In the early 2000's someone donated a collection of movie novelization paperbacks to the Animal Lifeline Thrift Shop in Des Moines. I bought quite a few of the horror books for a quarter each. Here's three novelizations of Amicus horror anthologies. Tales from the Crypt has a segment that's fun to watch during the Christmas season if you like seeing a deranged killer in a Santa Claus suit. I have no problem with that.

October 5



Some more novelizations with their DVD brethren. If I remember correctly, in Blue Sunshine, Billy Crystal's older brother Richard runs out of from a party screaming when it's discovered that he's wearing a wig. Then he returns screaming and pushes a woman into a burning fireplace.
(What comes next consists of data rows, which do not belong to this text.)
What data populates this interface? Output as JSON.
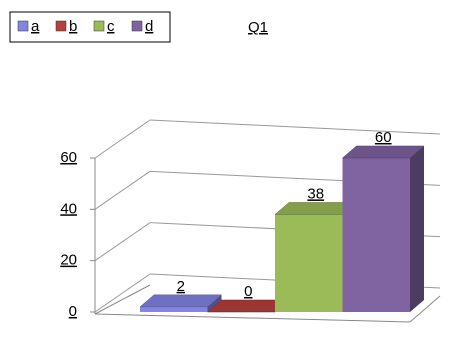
{
  "chart_data": {
    "type": "bar3d",
    "title": "Q1",
    "categories": [
      "a",
      "b",
      "c",
      "d"
    ],
    "values": [
      2,
      0,
      38,
      60
    ],
    "colors": [
      "#8484e4",
      "#b5403c",
      "#9bbb59",
      "#8064a2"
    ],
    "ylim": [
      0,
      60
    ],
    "yticks": [
      0,
      20,
      40,
      60
    ],
    "grid": true,
    "legend": "top-left"
  }
}
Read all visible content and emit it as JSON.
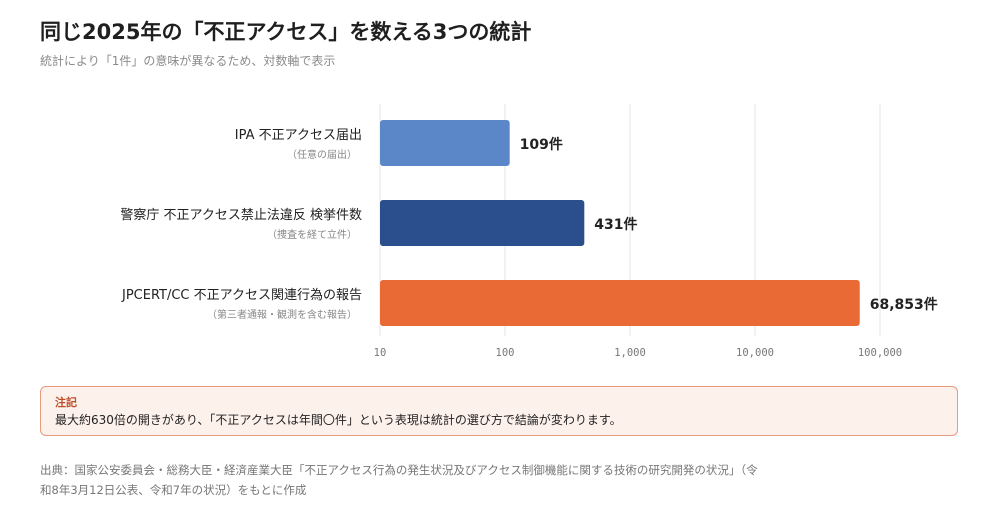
{
  "header": {
    "title": "同じ2025年の「不正アクセス」を数える3つの統計",
    "subtitle": "統計により「1件」の意味が異なるため、対数軸で表示"
  },
  "chart_data": {
    "type": "bar",
    "orientation": "horizontal",
    "x_scale": "log",
    "xlim": [
      10,
      100000
    ],
    "grid": true,
    "ticks": [
      "10",
      "100",
      "1,000",
      "10,000",
      "100,000"
    ],
    "tick_values": [
      10,
      100,
      1000,
      10000,
      100000
    ],
    "categories": [
      {
        "label": "IPA 不正アクセス届出",
        "sublabel": "（任意の届出）",
        "value": 109,
        "value_label": "109件",
        "color": "#5b87c9"
      },
      {
        "label": "警察庁 不正アクセス禁止法違反 検挙件数",
        "sublabel": "（捜査を経て立件）",
        "value": 431,
        "value_label": "431件",
        "color": "#2b4e8c"
      },
      {
        "label": "JPCERT/CC 不正アクセス関連行為の報告",
        "sublabel": "（第三者通報・観測を含む報告）",
        "value": 68853,
        "value_label": "68,853件",
        "color": "#e96a35"
      }
    ]
  },
  "note": {
    "title": "注記",
    "text": "最大約630倍の開きがあり、「不正アクセスは年間〇件」という表現は統計の選び方で結論が変わります。"
  },
  "source": {
    "text": "出典：国家公安委員会・総務大臣・経済産業大臣「不正アクセス行為の発生状況及びアクセス制御機能に関する技術の研究開発の状況」（令和8年3月12日公表、令和7年の状況）をもとに作成"
  }
}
Say no to drugs, kids.

October 6



    Whew. That's a big jump in quality. I went from having a 80's track team slasher movie on CED and jumped right to the same movie on Blu-ray. I guess I couldn't find it on Betamax.
    If you don't remember what CEDs were, you can click ----> here.

October 7



    Speaking of Betamax tapes, there's Nightmare on Elm Street 2: Freddy's Revenge on Beta. It's on DVD there, too. I'm not a huge Freddy fan, but I'll pick up a film if it's in the wild (cheap in a thrift store, I mean). The novelization is interesting as it's a combination of the first three films. It also has a bonus chapter: "The life and Death of Freddy Krueger." I don't know if the book is any good. To paraphrase Rob Gordon, "I haven't quite absorbed that one yet."

October 8



    The Return of the Living Dead on Beta tape, DVD, and Blu-ray. All three were found in thrift stores over the years. I'd have a pretty hard time replicating that today.

Okay, that's eight displays. I'm all caught up. Let's see what I can come up with for tomorrow.